Secondo le più recenti cifre disponibili dell’Ufficio per le statistiche nazionali, il Regno Unito ha speso 197,4 miliardi di sterline per la sanità nel 2017 – poco meno del 10% del PIL. Con l’aumentare dell’aspettativa di vita, aumenta anche la durata del tempo in cui la persona media può aspettarsi di avere bisogno di cure o di vivere in cattive condizioni di salute. Il numero di condizioni croniche legate all’invecchiamento è in aumento (la demenza, per esempio, attualmente colpisce circa 850.000 persone nel Regno Unito, e si prevede che questo numero crescerà fino a un milione entro il 2025).
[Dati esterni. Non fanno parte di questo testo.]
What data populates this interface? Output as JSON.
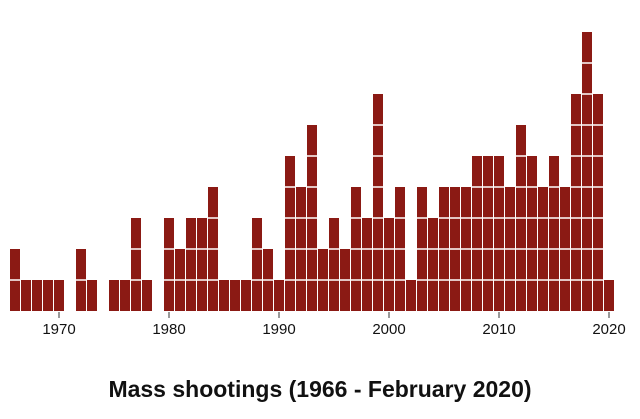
{
  "chart_data": {
    "type": "bar",
    "title": "Mass shootings (1966 - February 2020)",
    "x": [
      1966,
      1967,
      1968,
      1969,
      1970,
      1971,
      1972,
      1973,
      1974,
      1975,
      1976,
      1977,
      1978,
      1979,
      1980,
      1981,
      1982,
      1983,
      1984,
      1985,
      1986,
      1987,
      1988,
      1989,
      1990,
      1991,
      1992,
      1993,
      1994,
      1995,
      1996,
      1997,
      1998,
      1999,
      2000,
      2001,
      2002,
      2003,
      2004,
      2005,
      2006,
      2007,
      2008,
      2009,
      2010,
      2011,
      2012,
      2013,
      2014,
      2015,
      2016,
      2017,
      2018,
      2019,
      2020
    ],
    "values": [
      2,
      1,
      1,
      1,
      1,
      0,
      2,
      1,
      0,
      1,
      1,
      3,
      1,
      0,
      3,
      2,
      3,
      3,
      4,
      1,
      1,
      1,
      3,
      2,
      1,
      5,
      4,
      6,
      2,
      3,
      2,
      4,
      3,
      7,
      3,
      4,
      1,
      4,
      3,
      4,
      4,
      4,
      5,
      5,
      5,
      4,
      6,
      5,
      4,
      5,
      4,
      7,
      9,
      7,
      1
    ],
    "color": "#8b1a14",
    "xlim": [
      1965.5,
      2020.5
    ],
    "xticks": [
      1970,
      1980,
      1990,
      2000,
      2010,
      2020
    ]
  }
}
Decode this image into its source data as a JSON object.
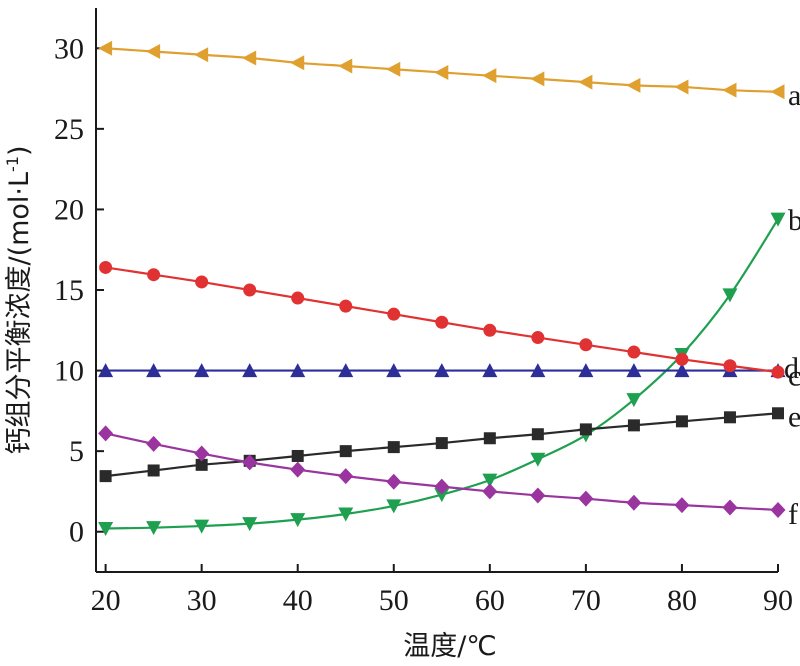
{
  "chart_data": {
    "type": "line",
    "xlabel": "温度/℃",
    "ylabel": "钙组分平衡浓度/(mol·L",
    "ylabel_sup": "-1",
    "ylabel_close": ")",
    "xlim": [
      19,
      90
    ],
    "ylim": [
      -2.5,
      32.5
    ],
    "x_ticks": [
      20,
      30,
      40,
      50,
      60,
      70,
      80,
      90
    ],
    "y_ticks": [
      0,
      5,
      10,
      15,
      20,
      25,
      30
    ],
    "x": [
      20,
      25,
      30,
      35,
      40,
      45,
      50,
      55,
      60,
      65,
      70,
      75,
      80,
      85,
      90
    ],
    "series": [
      {
        "name": "a",
        "color": "#e0a030",
        "marker": "triangle-left",
        "values": [
          30.0,
          29.8,
          29.6,
          29.4,
          29.1,
          28.9,
          28.7,
          28.5,
          28.3,
          28.1,
          27.9,
          27.7,
          27.6,
          27.4,
          27.3
        ]
      },
      {
        "name": "b",
        "color": "#1fa050",
        "marker": "triangle-down",
        "values": [
          0.2,
          0.25,
          0.35,
          0.5,
          0.75,
          1.1,
          1.6,
          2.3,
          3.2,
          4.5,
          6.0,
          8.2,
          11.0,
          14.7,
          19.4
        ]
      },
      {
        "name": "c",
        "color": "#2e2e99",
        "marker": "triangle-up",
        "values": [
          10.0,
          10.0,
          10.0,
          10.0,
          10.0,
          10.0,
          10.0,
          10.0,
          10.0,
          10.0,
          10.0,
          10.0,
          10.0,
          10.0,
          10.0
        ]
      },
      {
        "name": "d",
        "color": "#e03232",
        "marker": "circle",
        "values": [
          16.4,
          15.95,
          15.5,
          15.0,
          14.5,
          14.0,
          13.5,
          13.0,
          12.5,
          12.05,
          11.6,
          11.15,
          10.7,
          10.3,
          9.9
        ]
      },
      {
        "name": "e",
        "color": "#2a2a2a",
        "marker": "square",
        "values": [
          3.45,
          3.8,
          4.15,
          4.4,
          4.7,
          5.0,
          5.25,
          5.5,
          5.8,
          6.05,
          6.35,
          6.6,
          6.85,
          7.1,
          7.35
        ]
      },
      {
        "name": "f",
        "color": "#9a35a0",
        "marker": "diamond",
        "values": [
          6.1,
          5.45,
          4.85,
          4.3,
          3.85,
          3.45,
          3.1,
          2.8,
          2.5,
          2.25,
          2.05,
          1.8,
          1.65,
          1.5,
          1.35
        ]
      }
    ]
  }
}
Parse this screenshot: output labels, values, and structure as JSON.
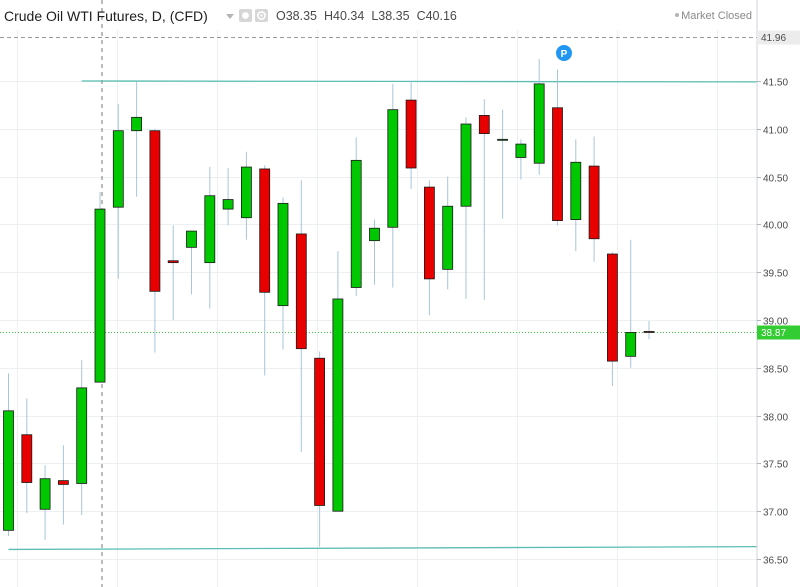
{
  "header": {
    "title": "Crude Oil WTI Futures, D, (CFD)",
    "ohlc": [
      {
        "label": "O",
        "value": "38.35"
      },
      {
        "label": "H",
        "value": "40.34"
      },
      {
        "label": "L",
        "value": "38.35"
      },
      {
        "label": "C",
        "value": "40.16"
      }
    ],
    "status": "Market Closed",
    "marker_label": "P"
  },
  "colors": {
    "up": "#00c800",
    "down": "#e80000",
    "wick": "#a9c4d8",
    "trendline": "#5bbdb4",
    "last_price": "#33cc33",
    "grid": "#edf0f3",
    "marker": "#2196f3"
  },
  "chart_data": {
    "type": "candlestick",
    "y_range": [
      36.3,
      42.1
    ],
    "y_ticks": [
      "36.50",
      "37.00",
      "37.50",
      "38.00",
      "38.50",
      "39.00",
      "39.50",
      "40.00",
      "40.50",
      "41.00",
      "41.50"
    ],
    "high_line": {
      "value": 41.96,
      "label": "41.96"
    },
    "last_price": {
      "value": 38.87,
      "label": "38.87"
    },
    "trendlines": [
      {
        "name": "resistance",
        "from": [
          4,
          41.5
        ],
        "to": [
          44,
          41.49
        ]
      },
      {
        "name": "support",
        "from": [
          0,
          36.6
        ],
        "to": [
          42,
          36.63
        ]
      }
    ],
    "candles": [
      {
        "o": 36.8,
        "h": 38.44,
        "l": 36.74,
        "c": 38.05
      },
      {
        "o": 37.8,
        "h": 38.18,
        "l": 36.98,
        "c": 37.3
      },
      {
        "o": 37.02,
        "h": 37.48,
        "l": 36.7,
        "c": 37.34
      },
      {
        "o": 37.32,
        "h": 37.69,
        "l": 36.86,
        "c": 37.28
      },
      {
        "o": 37.29,
        "h": 38.58,
        "l": 36.96,
        "c": 38.29
      },
      {
        "o": 38.35,
        "h": 40.34,
        "l": 38.35,
        "c": 40.16
      },
      {
        "o": 40.18,
        "h": 41.26,
        "l": 39.43,
        "c": 40.98
      },
      {
        "o": 40.98,
        "h": 41.49,
        "l": 40.29,
        "c": 41.12
      },
      {
        "o": 40.98,
        "h": 41.0,
        "l": 38.66,
        "c": 39.3
      },
      {
        "o": 39.62,
        "h": 39.99,
        "l": 39.0,
        "c": 39.6
      },
      {
        "o": 39.76,
        "h": 39.92,
        "l": 39.27,
        "c": 39.93
      },
      {
        "o": 39.6,
        "h": 40.6,
        "l": 39.12,
        "c": 40.3
      },
      {
        "o": 40.16,
        "h": 40.59,
        "l": 39.99,
        "c": 40.26
      },
      {
        "o": 40.07,
        "h": 40.76,
        "l": 39.84,
        "c": 40.6
      },
      {
        "o": 40.58,
        "h": 40.62,
        "l": 38.42,
        "c": 39.29
      },
      {
        "o": 39.15,
        "h": 40.28,
        "l": 38.69,
        "c": 40.22
      },
      {
        "o": 39.9,
        "h": 40.46,
        "l": 37.62,
        "c": 38.7
      },
      {
        "o": 38.6,
        "h": 38.67,
        "l": 36.63,
        "c": 37.06
      },
      {
        "o": 37.0,
        "h": 39.72,
        "l": 37.0,
        "c": 39.22
      },
      {
        "o": 39.34,
        "h": 40.91,
        "l": 39.25,
        "c": 40.67
      },
      {
        "o": 39.83,
        "h": 40.05,
        "l": 39.37,
        "c": 39.96
      },
      {
        "o": 39.97,
        "h": 41.47,
        "l": 39.34,
        "c": 41.2
      },
      {
        "o": 41.3,
        "h": 41.5,
        "l": 40.37,
        "c": 40.59
      },
      {
        "o": 40.39,
        "h": 40.46,
        "l": 39.05,
        "c": 39.43
      },
      {
        "o": 39.53,
        "h": 40.5,
        "l": 39.32,
        "c": 40.19
      },
      {
        "o": 40.19,
        "h": 41.12,
        "l": 39.22,
        "c": 41.05
      },
      {
        "o": 41.14,
        "h": 41.31,
        "l": 39.21,
        "c": 40.95
      },
      {
        "o": 40.88,
        "h": 41.2,
        "l": 40.06,
        "c": 40.89
      },
      {
        "o": 40.7,
        "h": 40.89,
        "l": 40.47,
        "c": 40.84
      },
      {
        "o": 40.64,
        "h": 41.73,
        "l": 40.52,
        "c": 41.47
      },
      {
        "o": 41.22,
        "h": 41.62,
        "l": 39.99,
        "c": 40.04
      },
      {
        "o": 40.05,
        "h": 40.89,
        "l": 39.72,
        "c": 40.65
      },
      {
        "o": 40.61,
        "h": 40.92,
        "l": 39.61,
        "c": 39.85
      },
      {
        "o": 39.69,
        "h": 39.71,
        "l": 38.31,
        "c": 38.57
      },
      {
        "o": 38.62,
        "h": 39.84,
        "l": 38.5,
        "c": 38.87
      },
      {
        "o": 38.88,
        "h": 38.99,
        "l": 38.8,
        "c": 38.87
      }
    ]
  }
}
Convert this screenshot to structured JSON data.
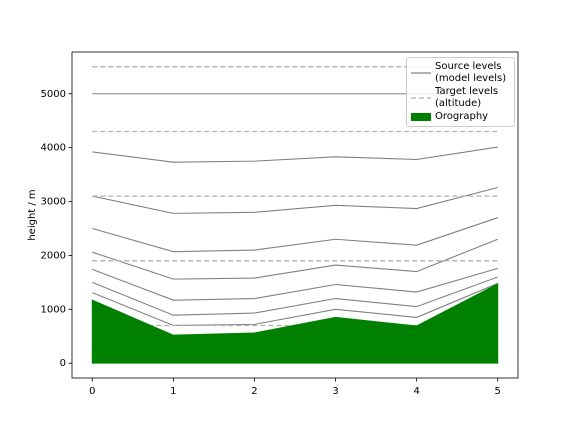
{
  "chart_data": {
    "type": "line",
    "y_label": "height / m",
    "x": [
      0,
      1,
      2,
      3,
      4,
      5
    ],
    "xlim": [
      -0.25,
      5.25
    ],
    "xticks": [
      0,
      1,
      2,
      3,
      4,
      5
    ],
    "ylim": [
      -275,
      5775
    ],
    "yticks": [
      0,
      1000,
      2000,
      3000,
      4000,
      5000
    ],
    "legend_position": "upper right",
    "series": [
      {
        "name": "Source levels\n(model levels)",
        "color": "#808080",
        "style": "solid",
        "lines": [
          [
            5000,
            5000,
            5000,
            5000,
            5000,
            5000
          ],
          [
            3920,
            3730,
            3750,
            3830,
            3780,
            4010
          ],
          [
            3100,
            2780,
            2800,
            2930,
            2870,
            3260
          ],
          [
            2500,
            2070,
            2100,
            2300,
            2190,
            2700
          ],
          [
            2060,
            1560,
            1580,
            1820,
            1700,
            2300
          ],
          [
            1740,
            1170,
            1200,
            1460,
            1320,
            1760
          ],
          [
            1500,
            890,
            930,
            1200,
            1050,
            1600
          ],
          [
            1310,
            700,
            720,
            1000,
            850,
            1480
          ]
        ]
      },
      {
        "name": "Target levels\n(altitude)",
        "color": "#b0b0b0",
        "style": "dashed",
        "levels": [
          700,
          1900,
          3100,
          4300,
          5500
        ]
      },
      {
        "name": "Orography",
        "color": "#008000",
        "style": "area",
        "values": [
          1170,
          520,
          560,
          850,
          690,
          1470
        ]
      }
    ]
  }
}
Il costo della lotta contro queste condizioni legate all’età è astronomico: secondo l’Istituto per gli studi fiscali, il NHS spende più del doppio per un 65enne medio che per un 30enne medio. I pazienti di 85 anni e oltre richiedono, in media, cinque volte più spesa dei trentenni.

Tutto questo suona come un argomento abbastanza buono contro l’estensione della vita – se facciamo fatica a curare gli anziani ora, ne consegue che estendere drasticamente la vita dovrebbe essere disastroso. Ma ci sono due problemi con questa linea di ragionamento. Primo, ignora il fatto che l’allungamento della vita è qualcosa che accade – anche se lentamente – già adesso. Si prevede che un bambino nato oggi vivrà, in media, poco più di ottant’anni – o circa cinque anni in più di un bambino nato nel 1980. Un aumento delle malattie legate all’età è una crisi che stiamo già vivendo.

Il secondo problema è che l’argomento finanziario confonde età e salute. Nessuno dei sostenitori del prolungamento radicale della vita sta suggerendo che l’obiettivo dovrebbe essere 50 anni in più in una casa di cura. Una cura per l’invecchiamento non è la stessa cosa di una cura per la morte: la proposta è di estendere la vita sana.

A parte i benefici umanitari di una vita più lunga e più sana, estendere la vita invertendo la tendenza attuale (in cui una vita più lunga è correlata a un periodo più lungo di declino fisico e mentale) non solo ridurrebbe il carico sul servizio sanitario, ma significherebbe anche che meno persone sarebbero costrette alla pensione a causa della cattiva salute.